The proposal would eliminate, among other boards, the Board of Registered Nursing and would consolidate the responsibilities of the Medical Board of California to the state's consumer services agency.
The proposal also would consolidate the Workers' Compensation Appeals Board, the Unemployment Insurance Appeals Board and the Occupational Safety and Health Appeals Board into a single, nine-member commission called the Employment and Benefits Appeals Board.
The commission, which has been reviewing the proposal since January, last month criticized the proposal, citing concerns of reduced public oversight and over-consolidation of state functions.
The commission was expected to release a critical assessment on Feb. 24 (California Healthline, 2/17).
The commission's recommendations are advisory, but "a negative assessment would have made the Legislature's consent to the governor's changes unlikely," the Times reports. Commissioners received more than 2,000 letters on the proposal, 52 of which supported it (Los Angeles Times, 2/18). Since its introduction, many have said the proposal "contradict[s] one Schwarzenegger mantra -- a more open government," according to the San Francisco Chronicle (Gledhill, San Francisco Chronicle, 2/18).
In the letter, Schwarzenegger wrote, "Based on written and oral testimony submitted at your hearings, I have concluded that this proposal will benefit from further review" (Los Angeles Times, 2/18).
Schwarzenegger said, "We're going to include some of the things that the legislators like, and we had some good discussions with the legislators, and so we want to perfect and improve them because, like we always said, [the legislators are] my partners" (Chorneau, AP/San Diego Union-Tribune, 2/18).
Schwarzenegger spokesperson Ashley Snee said the governor is "still committed to the proposed eliminations."
Little Hoover Commission executive director James Mayer, said, "We're interpreting this to mean that he's withdrawing the plan from consideration" (Marimow, San Jose Mercury News, 2/18).

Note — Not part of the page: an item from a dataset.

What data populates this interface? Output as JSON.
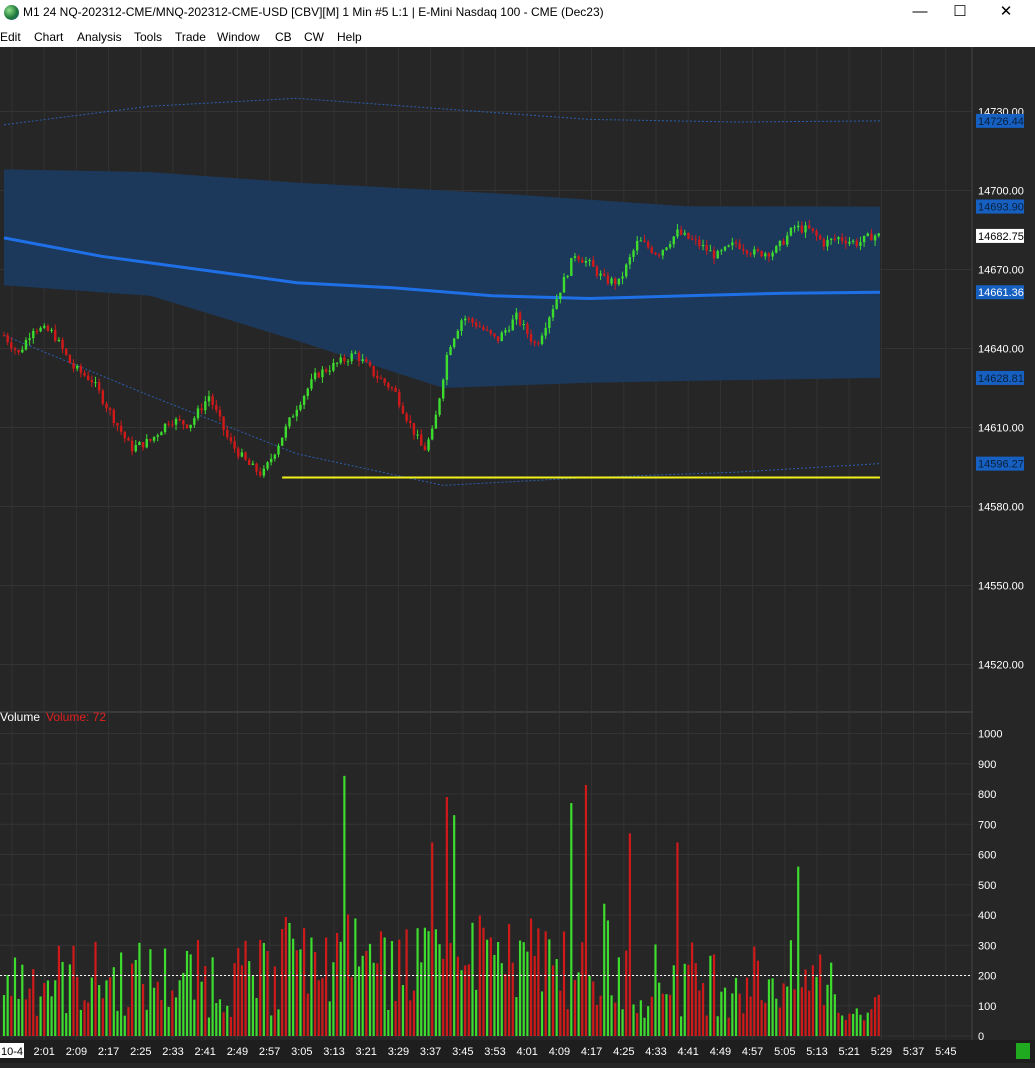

According to the Times, the move was a "major concession" by the governor because he originally submitted the plan under rules that would allow lawmakers to accept or reject the proposal without making any changes. The retreat indicates that Schwarzenegger is "[a]dmitting defeat in one of his first concerted efforts to reshape state government," according to the Times.
Julianne D'Angelo Fellmeth, administrative director of the Center for Public Interest Law, said, "If you were at that first Little Hoover Commission hearing, it was very clear the whole thing was a nonstarter. There wasn't really anything at all about the proposal that the commissioners liked. And they asked a lot of good questions, and there were not a lot of answers." She added, "It's heartening to see that the governor is now listening" (Los Angeles Times, 2/18).

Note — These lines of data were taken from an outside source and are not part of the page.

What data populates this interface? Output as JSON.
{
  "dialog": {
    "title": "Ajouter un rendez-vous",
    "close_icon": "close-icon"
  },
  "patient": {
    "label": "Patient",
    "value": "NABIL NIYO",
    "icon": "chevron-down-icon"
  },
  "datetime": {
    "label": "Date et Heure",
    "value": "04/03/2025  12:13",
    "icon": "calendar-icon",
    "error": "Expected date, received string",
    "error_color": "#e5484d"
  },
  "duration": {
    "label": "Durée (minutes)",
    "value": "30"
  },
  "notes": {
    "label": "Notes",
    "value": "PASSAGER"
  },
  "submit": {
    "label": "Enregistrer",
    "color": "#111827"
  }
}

Art Pulaski, executive secretary-treasurer of the California Labor Federation, said, "The governor has finally started to recognize his own mistakes."

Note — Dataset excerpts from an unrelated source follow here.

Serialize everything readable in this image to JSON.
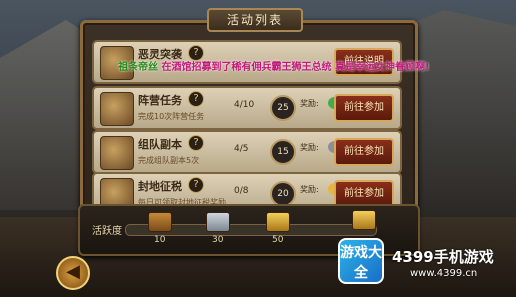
{
  "panel": {
    "title": "活动列表"
  },
  "overlay": {
    "part1": "祖条帝丝",
    "part2": "在酒馆招募到了稀有佣兵霸王狮王总统 真是幸运女神眷顾啊!"
  },
  "rows": [
    {
      "name": "恶灵突袭",
      "desc": "",
      "progress": "",
      "points": "",
      "reward_label": "",
      "button": "前往说明"
    },
    {
      "name": "阵营任务",
      "desc": "完成10次阵营任务",
      "progress": "4/10",
      "points": "25",
      "reward_label": "奖励:",
      "button": "前往参加"
    },
    {
      "name": "组队副本",
      "desc": "完成组队副本5次",
      "progress": "4/5",
      "points": "15",
      "reward_label": "奖励:",
      "button": "前往参加"
    },
    {
      "name": "封地征税",
      "desc": "每日可领取封地征税奖励",
      "progress": "0/8",
      "points": "20",
      "reward_label": "奖励:",
      "button": "前往参加"
    }
  ],
  "activity": {
    "label": "活跃度",
    "ticks": [
      "10",
      "30",
      "50"
    ]
  },
  "watermark": {
    "badge": "游戏大全",
    "brand": "4399手机游戏",
    "url": "www.4399.cn"
  },
  "colors": {
    "accent": "#d8a85a",
    "button": "#8a2e1a"
  }
}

Rose Ann DeMoro, executive director of the California Nursing Association, called Schwarzenegger's proposal a "clumsy" effort that reveals he is a "trainee running the fifth-largest economy in the world" (AP/San Diego Union-Tribune, 2/18). She added, "This governor has visions of autocratic power that run roughshod over the legislative role and public oversight, regulatory protections that patients, consumers and the public have counted on for decades" (San Jose Mercury News, 2/18). She said that the proposal "was so extreme that even many large hospital systems opposed it, prodding even the conservative hospital industry lobbying arm, one of his most fervent allies, to disagree with the governor."
Sen. Sam Aanestad (R-Nevada City) said, "While I agree with most of the governor's proposals, I thought the decision to eliminate a number of boards and commissions went too far. As a practicing oral surgeon with decades of experience, I understand the useful purpose that the Medical Board of California and other health-related boards play in the protection of the consumer" (Delsohn, Sacramento Bee, 2/18).
Bill Hauck -- co-chair of California Performance Review Commission, which recommended some of the board eliminations -- said that Schwarzenegger is "not going to relent in terms of trying to effect the kind of change that he came to Sacramento to accomplish. He's just going to have to figure out another way. He won't stop. He shouldn't stop" (San Jose Mercury News, 2/18).